2. Pain relievers and gain creators
Get your product team together.
Allow everyone to look over the user’s pains and gains then individually post-it note pain relievers and gain creators.
- Are how you will solve a customer’s pain
- Are how you will make an existing activity better for users
This is what the businesses Pain relievers and Gain creators may look like for our previous gym example.
It works best if your team individually post-it notes their own answers. When sticking them on the canvas, you can then group similar responses. This is a design thinking technique that allows everyone to have a fair say – you can learn more about it in this blog about co-design.
3. Creating value
Now you’re ready to identify the value. Begin by trying to match up pains from the users side with pain relievers on the business side. Do this by drawing a line from one side of the canvas to the other. It’s ok to have one pain reliever solve multiple pains.
Continue to do this for as many post-its as possible.
Once you’ve finished with the pains, match the gains with the gain creators.
The matched up pains and gains represent the value you provide to your users.
To make the value more digestible, put the matched up items into a sentence. For example, a user’s pain could be that they are too shy to workout at the gym in front of the opposite sex. A pain reliever could be ‘Create gender specific workout rooms at the gym’.
This communicated into a sentence could look like this;
We provide gender specific areas of our gym to make everyone feel comfortable while working out.
This makes it easier for you to communicate your value.
Testing your value proposition
At this stage, if you’ve actually talked to users, you will have validated what your users pains and gains are.
However, you haven’t validated if your pain relievers and gain creators will create value, which is why you now need to test your value proposition.
Do this is by creating a Value Proposition Page.
Google’s Nexus 6p value proposition page
A value proposition page isn’t like a landing page: your main objective is not to get sign ups, it is to test if your value proposition appeals to your users.
You can create your value proposition page by identifying your top 5 -10 value statements and placing them in order from most to least valuable on your page.
Don’t worry too much about the design of your value proposition page. The easiest thing to do is find one you like and copy it. Apple and Google have great examples.
Below is how our gym example’s value proposition page could look.
Consider using tools like Axure and InVision to create this page. Actually coding it will take too long because you constantly want to iterate and make changes. If you want to learn more about easily creating prototypes to test, then read my blog on prototyping.
Creating and testing a value proposition page allows you validate your value proposition without having to create anything. It will help you identify what’s important from your users point of view, which helps you prioritize your effort when creating your product or service.
Once you have tested it with users, you can iterate and make changes to it.
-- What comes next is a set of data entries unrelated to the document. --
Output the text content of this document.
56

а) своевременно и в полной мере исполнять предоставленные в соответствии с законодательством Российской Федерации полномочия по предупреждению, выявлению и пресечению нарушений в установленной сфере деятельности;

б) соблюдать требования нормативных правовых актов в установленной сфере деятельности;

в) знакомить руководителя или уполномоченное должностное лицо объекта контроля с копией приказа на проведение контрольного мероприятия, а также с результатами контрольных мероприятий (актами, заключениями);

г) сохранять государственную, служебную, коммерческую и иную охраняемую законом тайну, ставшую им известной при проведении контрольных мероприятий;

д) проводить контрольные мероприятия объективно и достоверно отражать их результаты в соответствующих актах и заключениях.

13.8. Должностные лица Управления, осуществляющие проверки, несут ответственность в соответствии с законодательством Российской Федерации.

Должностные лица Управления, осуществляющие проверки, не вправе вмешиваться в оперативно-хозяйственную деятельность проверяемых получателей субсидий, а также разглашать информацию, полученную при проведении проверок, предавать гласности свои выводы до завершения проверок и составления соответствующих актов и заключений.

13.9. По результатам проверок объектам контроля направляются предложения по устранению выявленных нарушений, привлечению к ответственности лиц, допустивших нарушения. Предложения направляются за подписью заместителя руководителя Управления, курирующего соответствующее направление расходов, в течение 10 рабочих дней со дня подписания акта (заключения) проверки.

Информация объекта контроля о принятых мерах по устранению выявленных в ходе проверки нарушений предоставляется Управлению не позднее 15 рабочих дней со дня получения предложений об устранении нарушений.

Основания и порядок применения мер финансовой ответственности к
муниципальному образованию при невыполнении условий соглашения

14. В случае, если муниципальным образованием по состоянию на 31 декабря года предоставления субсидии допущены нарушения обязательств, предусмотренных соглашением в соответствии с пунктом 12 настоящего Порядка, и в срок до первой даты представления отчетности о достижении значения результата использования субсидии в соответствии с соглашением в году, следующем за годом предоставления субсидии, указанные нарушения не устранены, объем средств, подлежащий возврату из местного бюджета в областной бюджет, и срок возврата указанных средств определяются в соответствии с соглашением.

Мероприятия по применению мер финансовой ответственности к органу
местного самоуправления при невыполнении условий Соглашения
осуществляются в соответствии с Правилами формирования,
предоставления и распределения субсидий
If you continue to test and iterate this page it will only be a matter of time before you have fully validated your product or service’s value.
This is only the first step…
Value is only the first step of creating a great experience.
The second step is turning your value into something real and making sure people can use it.
For example, imagine if someone recently created a teleportation device. This product instantly has an appealing value proposition – you can travel anywhere in the world in a matter of seconds.
Now imagine the first time you use this teleportation device, you end up at the wrong destination! You put this error down to a simple mistake and decide to try it again. Once again, you end up in the wrong place! No matter how hard you try, you never end up where you intended.
No matter how appealing a value proposition is, it can mean nothing if it isn’t usable.